Em Londres, o FTSE 100 fechou em queda de 0,39%, para 10.430,62 pontos. Em Frankfurt, o DAX subiu 1,09%, para 24.903,42 pontos. Em Paris, o CAC 40 avançou 0,40%, para 8.384,01 pontos. Em Milão, o FTSE MIB ganhou 0,66%, para 51.835,95 pontos. Em Madri, o Ibex 35 teve alta de 1,45%, para 19.035,78 pontos. Em Lisboa, o PSI 20 recuou 0,52%, para 9.046,15 pontos. As cotações são preliminares.
O setor de energia foi pressionado pela forte queda dos preços do petróleo nesta sessão. Petroleiras como BP, TotalEnergies e Shell registraram perdas de até quase 5% em suas ações.
Na direção oposta, as companhias aéreas foram beneficiadas pelo rompimento nas preocupações com o aumento dos preços do combustível de aviação. Deutsche Lufthansa e Air France-KLM avançaram 4,38% e 3,21%, respectivamente.
O dirigente do Banco Central Europeu (BCE) Álvaro Santos Pereira, de Portugal, alertou que a normalização das operações de energia deve levar meses. Para Joachim Nagel, da Alemanha, a inflação da zona do euro continuará pressionada nos próximos meses, mesmo diante da perspectiva de reabertura de Ormuz. A avaliação é compartilhada pela diretora-gerente do Fundo Monetário Internacional (FMI), Kristalina Georgieva.
Segundo o ING, o acordo entre EUA e Irã retira do radar a possibilidade de aumento da taxa de juros pelo Banco da Inglaterra (BoE), que anunciará sua decisão na quinta-feira.
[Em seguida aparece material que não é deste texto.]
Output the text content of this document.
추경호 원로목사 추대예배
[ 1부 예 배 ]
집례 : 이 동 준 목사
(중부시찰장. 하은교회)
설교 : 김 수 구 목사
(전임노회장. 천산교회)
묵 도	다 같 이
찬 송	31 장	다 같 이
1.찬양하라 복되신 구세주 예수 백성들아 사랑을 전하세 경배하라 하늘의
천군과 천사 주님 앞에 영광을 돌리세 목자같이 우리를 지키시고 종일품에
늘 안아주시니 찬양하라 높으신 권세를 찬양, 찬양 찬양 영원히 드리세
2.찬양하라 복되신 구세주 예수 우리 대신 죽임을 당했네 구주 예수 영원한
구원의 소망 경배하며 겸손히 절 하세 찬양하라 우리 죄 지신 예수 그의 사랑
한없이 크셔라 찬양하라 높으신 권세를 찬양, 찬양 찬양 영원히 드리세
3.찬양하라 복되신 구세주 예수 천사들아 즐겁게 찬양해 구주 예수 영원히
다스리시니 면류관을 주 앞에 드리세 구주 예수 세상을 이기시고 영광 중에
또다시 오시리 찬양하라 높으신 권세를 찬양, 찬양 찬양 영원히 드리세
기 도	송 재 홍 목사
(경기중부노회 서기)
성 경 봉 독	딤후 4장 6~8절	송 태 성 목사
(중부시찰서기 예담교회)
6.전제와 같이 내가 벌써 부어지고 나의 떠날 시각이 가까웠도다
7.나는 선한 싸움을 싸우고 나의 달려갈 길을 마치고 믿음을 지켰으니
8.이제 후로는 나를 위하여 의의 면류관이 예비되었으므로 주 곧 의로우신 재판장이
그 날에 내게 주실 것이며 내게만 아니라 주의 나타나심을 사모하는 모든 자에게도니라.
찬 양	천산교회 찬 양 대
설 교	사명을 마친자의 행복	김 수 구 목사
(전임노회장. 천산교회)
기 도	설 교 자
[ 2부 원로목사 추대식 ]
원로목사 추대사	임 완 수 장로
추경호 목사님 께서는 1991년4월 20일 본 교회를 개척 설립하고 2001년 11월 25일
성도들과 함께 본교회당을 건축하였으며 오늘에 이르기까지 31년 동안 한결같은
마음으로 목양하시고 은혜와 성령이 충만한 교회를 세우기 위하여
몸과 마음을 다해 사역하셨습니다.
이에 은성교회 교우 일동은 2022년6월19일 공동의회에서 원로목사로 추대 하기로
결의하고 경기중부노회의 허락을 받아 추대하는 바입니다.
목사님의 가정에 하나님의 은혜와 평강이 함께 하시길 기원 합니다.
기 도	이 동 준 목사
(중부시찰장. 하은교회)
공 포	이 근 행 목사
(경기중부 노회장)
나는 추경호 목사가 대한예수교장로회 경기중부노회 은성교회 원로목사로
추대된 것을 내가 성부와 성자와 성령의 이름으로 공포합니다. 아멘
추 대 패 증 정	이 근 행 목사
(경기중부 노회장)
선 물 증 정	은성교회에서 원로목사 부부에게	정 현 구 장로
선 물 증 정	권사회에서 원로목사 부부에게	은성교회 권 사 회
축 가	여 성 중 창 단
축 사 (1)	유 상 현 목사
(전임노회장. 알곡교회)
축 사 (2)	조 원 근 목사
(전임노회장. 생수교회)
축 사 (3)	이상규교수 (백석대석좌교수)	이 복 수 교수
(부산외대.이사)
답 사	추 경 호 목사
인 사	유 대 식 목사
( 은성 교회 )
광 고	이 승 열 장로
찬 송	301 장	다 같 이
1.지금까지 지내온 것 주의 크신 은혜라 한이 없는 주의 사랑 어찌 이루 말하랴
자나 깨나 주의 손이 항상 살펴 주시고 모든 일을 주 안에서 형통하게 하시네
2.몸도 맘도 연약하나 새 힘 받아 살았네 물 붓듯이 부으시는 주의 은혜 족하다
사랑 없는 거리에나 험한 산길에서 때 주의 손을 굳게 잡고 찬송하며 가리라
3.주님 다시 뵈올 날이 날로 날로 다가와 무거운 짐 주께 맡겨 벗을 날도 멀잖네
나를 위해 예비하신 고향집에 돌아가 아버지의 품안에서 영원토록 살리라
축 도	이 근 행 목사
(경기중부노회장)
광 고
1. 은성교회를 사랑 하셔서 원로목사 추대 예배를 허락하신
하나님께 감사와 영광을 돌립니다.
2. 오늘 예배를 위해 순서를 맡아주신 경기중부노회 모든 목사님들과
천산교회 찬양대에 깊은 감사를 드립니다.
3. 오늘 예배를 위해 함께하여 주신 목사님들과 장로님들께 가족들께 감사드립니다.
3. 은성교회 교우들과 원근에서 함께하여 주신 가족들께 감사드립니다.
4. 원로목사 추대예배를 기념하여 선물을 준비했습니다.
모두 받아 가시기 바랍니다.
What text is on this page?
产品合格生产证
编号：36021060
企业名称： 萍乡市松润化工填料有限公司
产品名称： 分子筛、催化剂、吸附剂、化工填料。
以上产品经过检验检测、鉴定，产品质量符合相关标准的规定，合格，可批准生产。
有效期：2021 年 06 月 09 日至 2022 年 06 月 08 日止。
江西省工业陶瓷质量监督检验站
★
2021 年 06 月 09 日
Nesta semana, além do BC, os bancos centrais da Suécia (Riksbank), da Noruega (Norges Bank) e o Banco Nacional Suíço também divulgaram suas decisões de política monetária britânica.
Entre outros destaques do mercado acionário, a Renault subiu 3,71% após a montadora francesa firmar parceria com a Thales para produzir um protótipo de veículo tático para as Forças Armadas.